Tiffany Studios, Cypriote Vase and Flowerform Vase. Collection of Stanley and Dolores Sirott. © David Schlegel, courtesy of Paul Doros. Image courtesy of The Huntington Library, Art Collections, and Botanical Gardens.
Autry
Gene Autry's  cowboy museum has discovered Indians, and this fall it discovers Chicanos. "La Raza" features the photojournalism of the bilingual newspaper of the 60s and 70s. "Harry Gamboa Jr.: Chicano Male Unbonded" catches up on the artist's ongoing series of nighttime portraits of creative Latino dudes. (Shown, Geraldo Velázquez, Synthesized Music Composer.) Both shows run Sep. 16, 2017–Feb. 10, 2018.

Pomona College Museum of Art
Pomona College's claim to art-history fame is José Clemente Orozco's Prometheus (1930).

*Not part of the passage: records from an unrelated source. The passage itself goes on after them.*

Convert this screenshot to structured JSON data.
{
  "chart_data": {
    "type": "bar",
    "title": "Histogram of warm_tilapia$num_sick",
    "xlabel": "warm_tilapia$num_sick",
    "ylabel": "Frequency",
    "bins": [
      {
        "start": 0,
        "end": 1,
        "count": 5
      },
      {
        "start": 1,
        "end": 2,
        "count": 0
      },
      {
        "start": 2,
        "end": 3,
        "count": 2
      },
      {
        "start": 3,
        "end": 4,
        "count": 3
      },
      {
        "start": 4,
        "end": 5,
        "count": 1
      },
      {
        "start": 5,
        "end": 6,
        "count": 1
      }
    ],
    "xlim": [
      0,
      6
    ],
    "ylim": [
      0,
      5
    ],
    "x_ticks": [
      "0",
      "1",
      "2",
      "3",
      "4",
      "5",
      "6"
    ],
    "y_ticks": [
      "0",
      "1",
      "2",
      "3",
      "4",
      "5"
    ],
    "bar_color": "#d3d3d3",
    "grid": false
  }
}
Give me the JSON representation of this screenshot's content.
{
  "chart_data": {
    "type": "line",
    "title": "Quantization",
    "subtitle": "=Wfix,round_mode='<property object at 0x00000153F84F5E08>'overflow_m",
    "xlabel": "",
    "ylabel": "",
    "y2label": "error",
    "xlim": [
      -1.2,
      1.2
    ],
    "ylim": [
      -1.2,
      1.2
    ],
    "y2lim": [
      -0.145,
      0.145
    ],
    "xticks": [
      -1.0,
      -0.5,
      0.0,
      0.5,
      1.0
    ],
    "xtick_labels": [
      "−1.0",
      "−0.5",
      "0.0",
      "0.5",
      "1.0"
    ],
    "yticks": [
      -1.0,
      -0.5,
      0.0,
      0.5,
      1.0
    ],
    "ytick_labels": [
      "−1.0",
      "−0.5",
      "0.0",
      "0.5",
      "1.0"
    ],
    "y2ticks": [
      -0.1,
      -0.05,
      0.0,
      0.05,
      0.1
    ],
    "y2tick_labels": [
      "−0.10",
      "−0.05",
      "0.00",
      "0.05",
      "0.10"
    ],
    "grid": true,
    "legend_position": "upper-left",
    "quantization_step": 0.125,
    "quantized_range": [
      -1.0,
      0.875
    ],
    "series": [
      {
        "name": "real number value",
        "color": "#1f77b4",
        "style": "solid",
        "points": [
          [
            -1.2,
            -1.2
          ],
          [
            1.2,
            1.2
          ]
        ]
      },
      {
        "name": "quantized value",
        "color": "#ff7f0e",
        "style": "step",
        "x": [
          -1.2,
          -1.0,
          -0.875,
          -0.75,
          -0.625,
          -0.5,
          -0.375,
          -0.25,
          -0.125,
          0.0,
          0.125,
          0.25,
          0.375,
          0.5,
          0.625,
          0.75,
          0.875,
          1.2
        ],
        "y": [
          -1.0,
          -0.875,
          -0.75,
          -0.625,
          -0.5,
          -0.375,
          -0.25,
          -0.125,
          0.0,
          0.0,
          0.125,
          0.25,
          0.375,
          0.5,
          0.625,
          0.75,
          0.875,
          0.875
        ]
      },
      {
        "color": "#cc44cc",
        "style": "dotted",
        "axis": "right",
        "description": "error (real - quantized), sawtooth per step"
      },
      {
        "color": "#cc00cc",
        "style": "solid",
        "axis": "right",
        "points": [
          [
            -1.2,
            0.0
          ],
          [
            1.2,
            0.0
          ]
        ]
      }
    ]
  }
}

It was the first mural by one of Los Tres Grandes in the U.S., predating Diego Rivera in Detroit and Rockefeller Center. Pomona's "Prometheus 2017: Four Artists from Mexico Revisit Orozco" has Asa Carrillo, Adela Goldbard, Rita Ponce de León, and Naomi Rincón-Gallardo doing related installations (Aug. 29–Dec. 16, 2017).

Long Beach Museum of Art
Though not a PST show, "Rafael Soriano: The Artist as Mystic" will end in cross-border detente. The Cuban abstractionist fled the Castro regime and spent most of his career in Miami. The multi-city tour, now at the Long Beach Museum of Art through Oct. 1, will end up in Havana for the first Cuban showing of Soriano's mature achievement. Shown, The Night, 1970.
UPDATE. Just announced is that the Marciano Art Foundation will participate in LA/LA with an installation of the collection's works from Latin America. The interesting news here is that the Marciano has enough Latin American art to do a show. The Broad, I'm pretty sure, doesn't.

This installation, on the Marciano's third floor, is to run Oct. 19, 2017–Jan. 20, 2018. Below is Jose Dávila's Esfuerzo común (Common Effort), 2014.